TLDR: Do it if your system has grown large enough. It’s the ducks guts.
This isn’t a tutorial, just observations on the process and effect.
I see a lot of questions about how to do this and few discussions of quantitative/qualitative benefits. So I’d like to address that.
I have been running on a pi 3B for over a year. During that time I’ve added a fair number of devices, sensors, scripts and automations. I don’t think my HA server is that ‘large’ but here are some quantitative stats:
Plus about 5000 lines of Lovelace config.
I did have to move to MariaDB instead of the standard SQL database due to constant corruption of the database but other than that, I did not think my pi was performing too badly. Automations mostly ran when they should. Sensors mostly updated when they should.
I say mostly because the large amount of data the Glances component (monitoring my other pi used as a GPIO to MQTT bridge) would regularly vomit up would occasionally fail and I’d get warnings in the log.
Config checks and restarts were measured in minutes.
There were always many “component xx is taking longer than 10 sec to set up” warnings. Some components would actually fail to set up correctly (looking at you, iTach remote) and only partial control/automation was possible of devices that depended on this.
It eventually sank in that I needed to upgrade.
I purchased a new XCY core i7 4610Y mini PC with 8GB of RAM for only slightly more than you can get a Celeron NUC for. I had a spare 128GB Samsung SSD so that made a difference but still, NUC prices are way too high for what you get. Power consumption is 11W for an idle i7 4610Y. So comparable with the pi. The i7 4500U uses 15W at idle, also an option. These processors benchmark a lot faster than the Celerons.
I retained the existing Pi as another GPIO to MQTT bridge as there were switches attached to the GPIO. No rewiring was necessary I just wrote the appropriate config file for flyte’s python script and ran that in a ve on raspbian lite.

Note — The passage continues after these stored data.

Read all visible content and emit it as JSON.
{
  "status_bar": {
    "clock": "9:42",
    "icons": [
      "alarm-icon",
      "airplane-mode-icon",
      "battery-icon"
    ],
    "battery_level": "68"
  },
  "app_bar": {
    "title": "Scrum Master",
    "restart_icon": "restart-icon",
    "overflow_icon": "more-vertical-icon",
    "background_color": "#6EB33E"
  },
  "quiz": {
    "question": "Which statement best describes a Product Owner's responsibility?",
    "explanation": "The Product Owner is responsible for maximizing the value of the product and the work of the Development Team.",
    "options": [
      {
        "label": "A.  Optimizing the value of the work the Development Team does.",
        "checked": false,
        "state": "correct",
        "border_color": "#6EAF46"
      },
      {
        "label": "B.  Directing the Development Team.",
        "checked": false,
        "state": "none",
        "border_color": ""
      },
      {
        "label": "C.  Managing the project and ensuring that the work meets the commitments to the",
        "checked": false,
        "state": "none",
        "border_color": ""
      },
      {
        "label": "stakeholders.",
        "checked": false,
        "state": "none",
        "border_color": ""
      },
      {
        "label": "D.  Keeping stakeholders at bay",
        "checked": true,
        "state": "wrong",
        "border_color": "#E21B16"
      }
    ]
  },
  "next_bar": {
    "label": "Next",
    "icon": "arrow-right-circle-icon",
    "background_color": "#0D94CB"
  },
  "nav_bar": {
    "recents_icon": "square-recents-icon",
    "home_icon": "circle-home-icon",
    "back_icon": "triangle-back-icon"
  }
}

I chose to go the easy route and burned the NUC image to my SSD in an external SATA HDD enclosure with Etcher. Removed it. Installed it in the new PC and on power up was soon greeted with the very promising view of a nearly empty HA web page. Not bad for a not actually a NUC.
I chose this route as I don’t need access to the host OS. Everything I want this server to do (Grafana, MQTT, Motioneye, and more) can be done from within Hassio and its addons. If you want access to the host OS to do fancy shit, use the documented Docker on Ubuntu server LTS method.
It took very little time to set up SSH and SAMBA, copy across my latest snapshot and restore from it.
Everything appeared to be well!
Almost…
My HA local timezone was correct but he underlying HassOS had not picked up my local timezone. I won’t bore you with the details (time dependant templates and SSL not working) but performing a HA update (fortuitously available on at least a by-weekly basis!) fixed the problem. There are other ways to do this if you find you are in the same boat. Ask me how.
Actually dont. I dont know because I did not have to. I just know it is possible and what you need and where to ask ‘how’.
Now.
Now configuration checks dont let me get up out of my chair much less make a cup of tea (as they used to). Seriously, 2 to 3 seconds and it’s done.
Now I smile when I see and hear these alerts on my phone when I restart:
Last restart took 12 seconds. Compared to up to 5 minutes before the upgrade this is fantastic.
My start up log contains nothing but 3 warnings about custom components not being tested.
I can view my (still image capture based) cameras for as long as I want without the view disappearing (used to happen after about 10-20 seconds on the pi).
The only downside I’ve noticed:
Panels with 30+ mini graphs that used to take a minute or so to load make my web browser unresponsive for 2-3 seconds while the deluge of data comes in. At least for the first time they are loaded - after that only the cache has to be updated and responsiveness is fine.
In short, I’m extremely happy with the upgrade. If you are suffering from the symptoms outlined above, don’t delay, upgrade today.